Today I'm kicking off a series of posts about what I often refer to on this blog as RID99. That's right, once again I'm talking about the venerable Royal Institute Dictionary. The most recent edition is the 2542 edition, which corresponds to the year 1999.* As the official standard dictionary of Thai, it is a must own for any serious student of the language. That is, unless, the somewhat flawed online edition is sufficient for you.**

It's known in Thai as พจนานุกรม ฉบับราชบัณฑิตยสถาน พ.ศ. ๒๕๔๒.*** And while the print version has plenty of flaws of its own, it's the best monolingual dictionary out there (although I'm fond of Matichon's dictionary, too).

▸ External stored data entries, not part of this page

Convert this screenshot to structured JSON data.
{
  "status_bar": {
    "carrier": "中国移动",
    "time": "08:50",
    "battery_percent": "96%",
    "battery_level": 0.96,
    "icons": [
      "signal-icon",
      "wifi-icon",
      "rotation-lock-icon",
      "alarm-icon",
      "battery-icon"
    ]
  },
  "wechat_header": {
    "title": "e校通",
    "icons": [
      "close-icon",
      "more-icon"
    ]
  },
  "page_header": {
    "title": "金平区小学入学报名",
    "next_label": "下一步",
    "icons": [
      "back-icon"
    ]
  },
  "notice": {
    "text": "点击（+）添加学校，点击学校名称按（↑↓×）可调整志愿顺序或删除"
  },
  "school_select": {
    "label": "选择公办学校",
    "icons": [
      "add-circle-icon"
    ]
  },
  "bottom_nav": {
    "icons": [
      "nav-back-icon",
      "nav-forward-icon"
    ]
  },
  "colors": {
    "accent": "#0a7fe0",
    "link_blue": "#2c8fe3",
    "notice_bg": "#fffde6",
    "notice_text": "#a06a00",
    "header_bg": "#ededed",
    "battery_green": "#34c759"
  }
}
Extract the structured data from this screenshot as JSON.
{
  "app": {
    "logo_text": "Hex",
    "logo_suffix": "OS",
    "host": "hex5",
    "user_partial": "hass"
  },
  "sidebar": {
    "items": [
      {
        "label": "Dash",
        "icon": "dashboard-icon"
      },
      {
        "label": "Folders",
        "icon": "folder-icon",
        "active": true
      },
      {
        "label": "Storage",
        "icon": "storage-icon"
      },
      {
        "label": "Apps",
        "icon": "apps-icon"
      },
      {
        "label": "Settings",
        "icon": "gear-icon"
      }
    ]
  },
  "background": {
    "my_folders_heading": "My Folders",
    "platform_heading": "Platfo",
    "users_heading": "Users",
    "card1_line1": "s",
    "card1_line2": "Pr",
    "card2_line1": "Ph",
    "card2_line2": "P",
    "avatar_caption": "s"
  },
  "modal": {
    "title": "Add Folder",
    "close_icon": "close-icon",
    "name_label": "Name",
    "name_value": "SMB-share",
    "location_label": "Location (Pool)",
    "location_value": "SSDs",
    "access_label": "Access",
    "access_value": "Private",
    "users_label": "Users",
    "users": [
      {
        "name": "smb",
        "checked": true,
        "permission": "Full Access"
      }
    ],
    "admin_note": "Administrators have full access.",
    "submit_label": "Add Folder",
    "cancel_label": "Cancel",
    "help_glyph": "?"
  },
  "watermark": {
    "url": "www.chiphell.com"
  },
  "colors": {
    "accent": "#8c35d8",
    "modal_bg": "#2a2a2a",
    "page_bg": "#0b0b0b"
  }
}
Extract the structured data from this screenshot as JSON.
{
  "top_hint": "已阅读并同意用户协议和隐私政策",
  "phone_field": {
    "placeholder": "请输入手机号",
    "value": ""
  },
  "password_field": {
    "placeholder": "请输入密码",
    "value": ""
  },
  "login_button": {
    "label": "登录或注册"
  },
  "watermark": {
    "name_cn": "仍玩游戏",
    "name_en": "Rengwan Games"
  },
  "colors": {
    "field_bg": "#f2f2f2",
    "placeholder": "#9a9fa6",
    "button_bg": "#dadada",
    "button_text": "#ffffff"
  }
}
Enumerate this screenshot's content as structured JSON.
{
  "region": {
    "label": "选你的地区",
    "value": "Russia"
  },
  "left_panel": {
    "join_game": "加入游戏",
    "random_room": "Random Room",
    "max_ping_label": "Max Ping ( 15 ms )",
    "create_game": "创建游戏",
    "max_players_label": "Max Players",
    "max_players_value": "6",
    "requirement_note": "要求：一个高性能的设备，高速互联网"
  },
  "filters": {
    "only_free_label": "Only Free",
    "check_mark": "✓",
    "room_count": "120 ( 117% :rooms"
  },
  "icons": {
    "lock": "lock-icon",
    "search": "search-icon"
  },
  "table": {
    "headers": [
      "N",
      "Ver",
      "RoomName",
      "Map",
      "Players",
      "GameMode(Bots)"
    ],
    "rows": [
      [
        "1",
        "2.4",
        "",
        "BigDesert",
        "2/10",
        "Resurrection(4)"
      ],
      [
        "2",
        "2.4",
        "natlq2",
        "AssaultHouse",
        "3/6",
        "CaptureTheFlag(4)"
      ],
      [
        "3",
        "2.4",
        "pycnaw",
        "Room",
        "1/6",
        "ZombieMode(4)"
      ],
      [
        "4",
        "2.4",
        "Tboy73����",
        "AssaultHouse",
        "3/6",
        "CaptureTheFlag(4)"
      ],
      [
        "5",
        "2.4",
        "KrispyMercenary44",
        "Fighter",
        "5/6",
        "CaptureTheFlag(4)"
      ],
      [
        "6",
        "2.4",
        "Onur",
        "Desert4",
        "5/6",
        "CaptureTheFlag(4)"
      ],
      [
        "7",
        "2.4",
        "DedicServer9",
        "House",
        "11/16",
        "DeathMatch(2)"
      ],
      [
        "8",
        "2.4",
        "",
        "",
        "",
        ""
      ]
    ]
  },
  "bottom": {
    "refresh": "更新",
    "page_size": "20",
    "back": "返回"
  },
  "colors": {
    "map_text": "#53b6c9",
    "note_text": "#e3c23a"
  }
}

I dont' know about you, but I had been using the dictionary a long time before I ever took the time to carefully read the introductory material. And as it turns out, there's quite a bit of good stuff to learn in those introductory pages. You can find them in the original Thai linked from the main page of RID99 online, underneath the headings for all the letters of the alphabet. It includes these sections:
  • การเรียงลำดับคำและวิธีเก็บคำ (Sorting and word collection method)
  • อักขรวิธี (Orthography)
  • เครื่องหมายต่าง ๆ (Symbols)
  • การบอกคำอ่าน (Pronunciation guides)
  • ความหมาย (Senses)
  • ประวัติของคำ (Etymology)
  • บัญชีอักษรย่อและคำย่อที่ใช้ในพจนานุกรมนี้ (List of abbreviations used in the dictionary)
My small contribution is that I have translated these into English for personal use, and I'm going to post my translations here, in hopes that they help you to get more out of your dictionary experience, as they did me. These explanations provide a better understanding of the thought process and effort that has gone into the structure and contents of the Royal Institute Dictionary, and the structure of the Thai language in general. As I have said, RID is not without its flaws, but see if you don't just learn a thing or two from it. Stay tuned.


*It was actually first published in 2003, but is still branded as such so as to associate itself with the auspicious year of H.M. The King's sixth cycle--72nd--birthday in that year, and to honor him.
**See my previous posts about RID99 online and its problems here, here, here and here.
***You can read a bit about the Royal Institute on Wikipedia, but be warned--I wrote most of the article, so you only have my word to take for it. Feel free to add to the article.